Let us take a trip down memory lane:
I was just a youngster when the first Syphon Filter was released, I remember it just like it was yesterday. I begged my mom to get it for me after hearing my brother talk about its pure goodness. By the gods, he was not mistaken. The game was so tight; the combat was perfect and the animations were smooth and gorgeous. The story…? I was six…I had no idea what the story was, but the gameplay was this platform-ish romp that was nothing short of amazingly fun. When it came time for Syphon Filter 2, I was on it like a white man on the dance floor when it’s time to Macarena.
And then… Syphon Filter 3. By this time the PS1 was reaching its very end, the PS2 was right around the corner and with how good the series was, I knew there was going to be yet another Syphon Filter adventure, but first I had to get through 3. It was the same routine: Wally World, home, console, orgasm. Syphon Filter had done it again.
Then came the day when I heard of the new Syphon Filter: The Omega Strain. I was excited, for obvious reasons, but the best news? It was online…
Did this mean I was going to be able to play Syphon Filter in my favorite style of gaming ever, Co-op? Welcome to Splooge City, population me. I followed the game’s development more closely than I had with any game before, and when release day came I was more excited than I’ve been for any since.

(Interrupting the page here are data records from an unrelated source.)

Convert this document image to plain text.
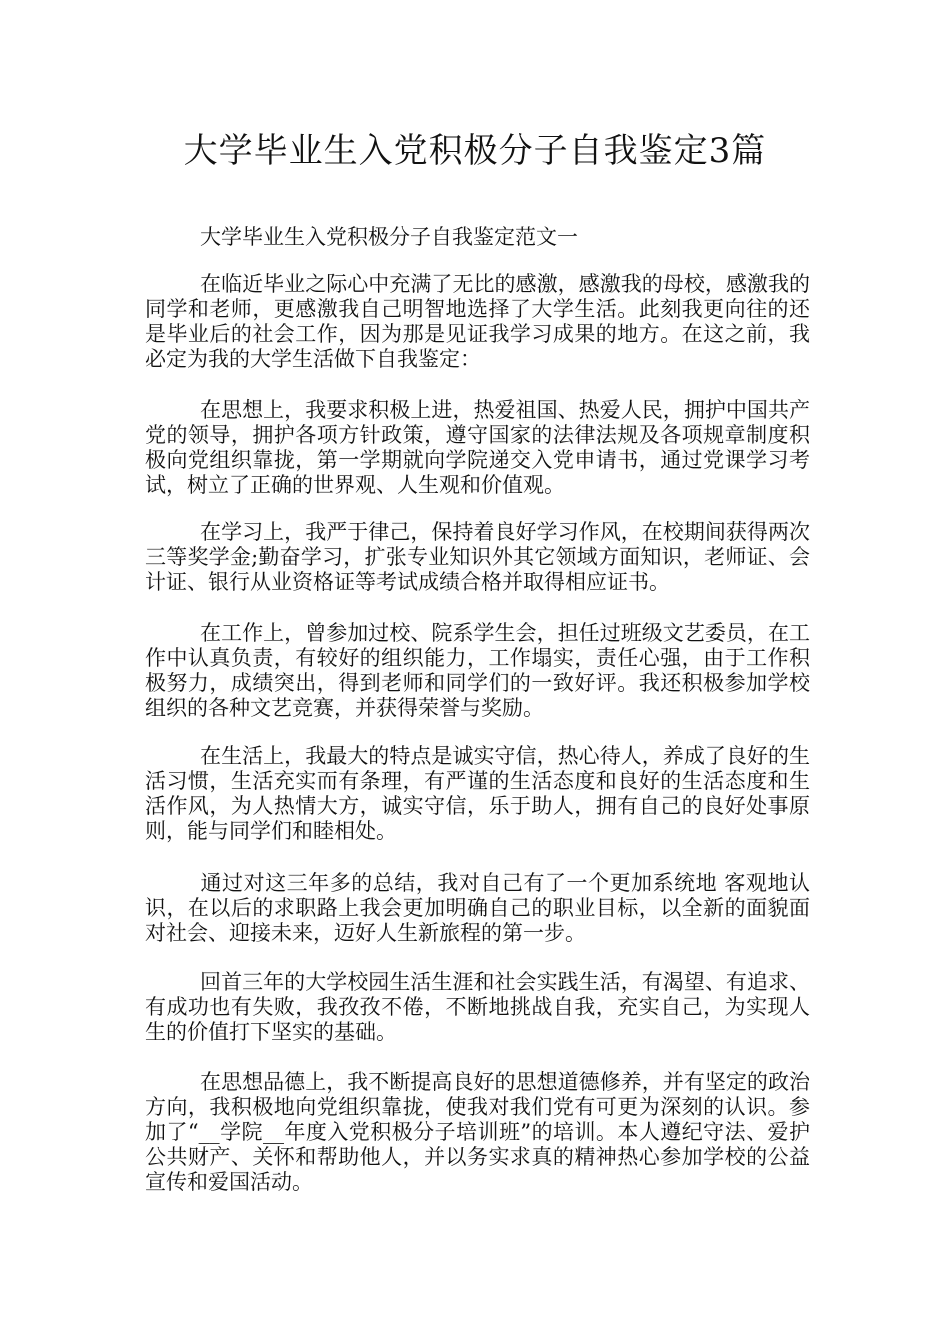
大学毕业生入党积极分子自我鉴定3篇

大学毕业生入党积极分子自我鉴定范文一

在临近毕业之际心中充满了无比的感激，感激我的母校，感激我的同学和老师，更感激我自己明智地选择了大学生活。此刻我更向往的还是毕业后的社会工作，因为那是见证我学习成果的地方。在这之前，我必定为我的大学生活做下自我鉴定：

在思想上，我要求积极上进，热爱祖国、热爱人民，拥护中国共产党的领导，拥护各项方针政策，遵守国家的法律法规及各项规章制度积极向党组织靠拢，第一学期就向学院递交入党申请书，通过党课学习考试，树立了正确的世界观、人生观和价值观。

在学习上，我严于律己，保持着良好学习作风，在校期间获得两次三等奖学金;勤奋学习，扩张专业知识外其它领域方面知识，老师证、会计证、银行从业资格证等考试成绩合格并取得相应证书。

在工作上，曾参加过校、院系学生会，担任过班级文艺委员，在工作中认真负责，有较好的组织能力，工作塌实，责任心强，由于工作积极努力，成绩突出，得到老师和同学们的一致好评。我还积极参加学校组织的各种文艺竞赛，并获得荣誉与奖励。

在生活上，我最大的特点是诚实守信，热心待人，养成了良好的生活习惯，生活充实而有条理，有严谨的生活态度和良好的生活态度和生活作风，为人热情大方，诚实守信，乐于助人，拥有自己的良好处事原则，能与同学们和睦相处。

通过对这三年多的总结，我对自己有了一个更加系统地 客观地认识，在以后的求职路上我会更加明确自己的职业目标，以全新的面貌面对社会、迎接未来，迈好人生新旅程的第一步。

回首三年的大学校园生活生涯和社会实践生活，有渴望、有追求、有成功也有失败，我孜孜不倦，不断地挑战自我，充实自己，为实现人生的价值打下坚实的基础。

在思想品德上，我不断提高良好的思想道德修养，并有坚定的政治方向，我积极地向党组织靠拢，使我对我们党有可更为深刻的认识。参加了“__学院__年度入党积极分子培训班”的培训。本人遵纪守法、爱护公共财产、关怀和帮助他人，并以务实求真的精神热心参加学校的公益宣传和爱国活动。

The online component to the PS2 wasn’t perfect, but before too long I had the game up and running. I jumped into my first game, put on that Socom headset and burst into a firefight along four other people screaming with joy just like I was. The game was phenomenal. Co-op was seamless and even for back then the lag was almost non-existant. Missions required you to split up into groups, work together in stealth, or help each other over obstacles. The game was fantastic. Your agent was completely customizable from every part of your appearance to your loadout. You unlocked more and more as you leveled, including new badges and awards as you earned through achievements. Achievements! This game was basically the pioneer of such things!
And here we are today, The Omega Strain being a hardly remembered game that was given mediocre reviews by critics. The game was absolutely a revolution back then no matter what anyone says. It had a better loadout system that any CoD game, character customization that rivaled Bethesda games, and gameplay that was a landmark in the Syphon Filter series, now with friends.
As you might have already guessed, the existence of the Playstation Network is the best reason to give this game a remake. Omega Strain ran on a system that was basically a glorified dial-up and ran smooth as butter, making it a perfect candidate for the vastly increased sophistication of the PSN. The game was tailored both for casual play and hardcore eight hour binge sessions. There were so many things to do and unlock that it could keep you locked in for years, as it did for me.
The Syphon Filter series had a pretty rough life after the PS3 and PSP debuted, only a few games made and only for the PSP. This once beloved and great series really needs a refresher; something to get the old fans riled up and wanting more. This would be the perfect game for that. And maybe a remaster of 1 and 2 if you’re feeling frisky.